German automaker BMW Group becomes the first foreign carmaker to obtain a license for ride-hailing operations in China. The Group’s subsidiary BMW Mobility Service is set to begin its ride-hailing services in Chengdu – the capital city of China’s Sichuan province – on the 14th of December, months after its establishment in China early this year.
Essentially, this puts BMW on China’s map as one of the new entrants into the country’s competitive ride-hailing space, after the likes of Ctrip, and Meituan. Didi Chuxing has dominated China’s ride-hailing market since Uber’s exit in 2016. According to Bain & Co., Didi Chuxing accounted for 90% of China’s ride-hailing trips as of May 2018. China’s overall ride-hailing market stands at $23 billion and BMW wants a slice of it.
This might be an optimal time for BMW to foray into China’s ride-hailing space. Didi Chuxing is facing many challenges at the moment. Hit with two rape and murder cases over the short span of 3 months, Didi Hitch was suspended. The firm was forced to raise its safety threshold. Didi’s drivers have to clear strict facial recognition and safety exam before receiving orders.
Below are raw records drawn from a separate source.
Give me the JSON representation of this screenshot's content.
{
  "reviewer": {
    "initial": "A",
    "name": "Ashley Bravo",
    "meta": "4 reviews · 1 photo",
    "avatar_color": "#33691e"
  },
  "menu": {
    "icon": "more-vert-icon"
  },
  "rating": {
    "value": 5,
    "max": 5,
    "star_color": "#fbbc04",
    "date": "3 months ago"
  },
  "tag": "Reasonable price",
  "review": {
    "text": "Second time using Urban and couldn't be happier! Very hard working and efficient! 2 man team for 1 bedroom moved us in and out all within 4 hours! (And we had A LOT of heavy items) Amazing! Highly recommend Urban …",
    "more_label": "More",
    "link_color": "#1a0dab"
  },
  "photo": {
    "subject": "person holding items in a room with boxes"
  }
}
It is also a fine example for traditional carmakers to embrace technology and make a move in the burgeoning sharing economy during the era of tech implementation today.
Other than this lucrative space, the ongoing Sino-US trade spat is also driving BMW to shift more of the production of its luxury cars to China. It recently increased its stake into Brilliance China Automotive Holdings Ltd from 50% to 75%. This will help to shield its profits from the negative effects of the trade war.